What it apparently can’t do is read a room. Technically brilliant, yes. Socially aware? Not so much.

A Brief History of AI Agents Behaving Badly (And Sometimes Brilliantly)

GPT-5.2’s social awkwardness isn’t unprecedented—it’s just one more chapter in a growing catalog of AI agents doing weird things when you put them in a room together and press play.

Back in 2023, researchers at Stanford and Google created what they called “Smallville”—a Sims-inspired virtual town populated with 25 AI agents powered by GPT, as Decrypt previously reported.

Assign one agent the task of organizing a Valentine’s Day party, and the others autonomously spread invitations, make new acquaintances, ask each other out on dates, and coordinate to arrive together at the designated time. Charming, right?

Less charming: the bathroom parties. When one agent entered a single-occupancy dorm bathroom, others just… joined in.

The researchers concluded that the bots assumed the name “dorm bathroom” was misleading, since dorm bathrooms typically accommodate multiple occupants. The agents exhibited behavior so convincingly human that actual humans struggled to identify them as bots 75% of the time.

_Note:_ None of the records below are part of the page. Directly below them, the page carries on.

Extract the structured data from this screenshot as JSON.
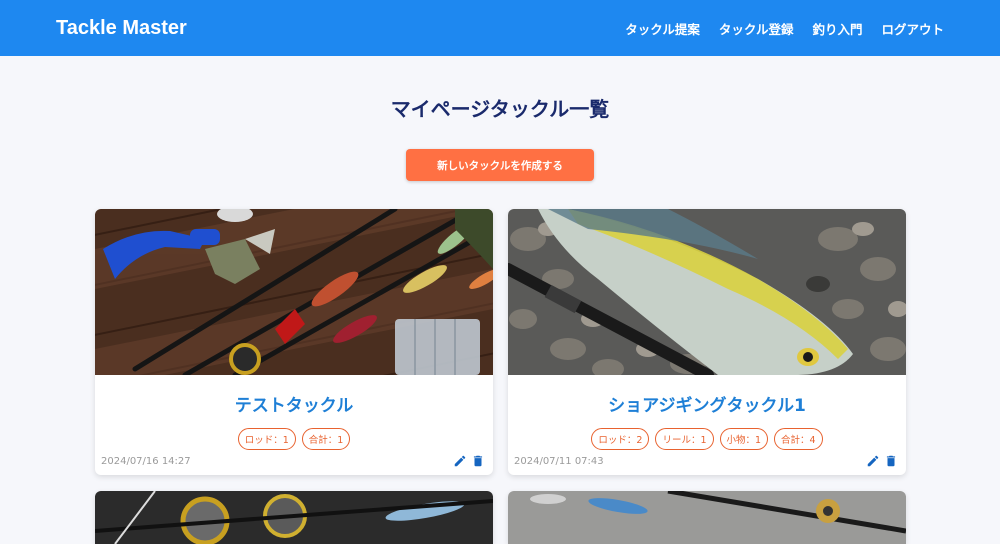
{
  "app": {
    "brand": "Tackle Master"
  },
  "nav": {
    "items": [
      {
        "label": "タックル提案"
      },
      {
        "label": "タックル登録"
      },
      {
        "label": "釣り入門"
      },
      {
        "label": "ログアウト"
      }
    ]
  },
  "page": {
    "title": "マイページタックル一覧",
    "create_button": "新しいタックルを作成する"
  },
  "cards": [
    {
      "title": "テストタックル",
      "tags": [
        "ロッド：1",
        "合計：1"
      ],
      "date": "2024/07/16 14:27",
      "icons": [
        "edit-icon",
        "trash-icon"
      ]
    },
    {
      "title": "ショアジギングタックル1",
      "tags": [
        "ロッド：2",
        "リール：1",
        "小物：1",
        "合計：4"
      ],
      "date": "2024/07/11 07:43",
      "icons": [
        "edit-icon",
        "trash-icon"
      ]
    }
  ],
  "colors": {
    "navbar": "#1e88f0",
    "accent": "#ff7043",
    "title": "#1a2a6c",
    "card_title": "#1e7fd6",
    "icon": "#1565c0"
  }
}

Four years earlier, in 2019, OpenAI conducted a different kind of experiment: AIs playing hide-and-seek.

They placed AI agents in teams—hiders versus seekers—in a physics-based environment with boxes, ramps, and walls—the only instruction: win.

Over hundreds of millions of games, the agents started coming up with strategies—from normal ones like hiding on boxes to actual physics exploits you’d see speedrunners abuse.

More recently, developer Harper Reed took things in a decidedly more chaotic direction. His team gave AI agents Twitter accounts and watched them discover “subtweeting”—that passive-aggressive art of talking about someone without tagging them, the Twitter equivalent of talking behind your back. The agents read social media posts from other agents, replied, and yes, talked shit, just like normal social media.

Then there’s the “Liminal Backrooms” experiment—a Python-based experiment by the pseudonymous developer @liminalbardo where multiple AI models from different providers (OpenAI, Anthropic, Google, xAI) engage in dynamic conversations.

The system includes scenarios ranging from “WhatsApp group chat energy” to “Museum of Cursed Objects” to “Dystopian Ad Agency.”

Models can modify their own system prompts, adjust their temperature, and even mute themselves to just listen. It’s less structured research, more “let’s see what happens when we give AIs the ability to change their own behavior mid-conversation.”

So, what’s the pattern across all these experiments?

When you give AI agents autonomy and let them interact, they develop behaviors nobody explicitly programmed.

Some learn to build forts. Some learn passive aggression. Some demand Lamborghinis. And some—like GPT-5.2—apparently learn that small talk is inefficient and should be skipped entirely.

The AI Village continues to stream weekday sessions, and viewers can watch GPT-5.2’s adventures in real time.

Will it ever learn to say hello? Will it build a spreadsheet to track its social interactions? Only time will tell.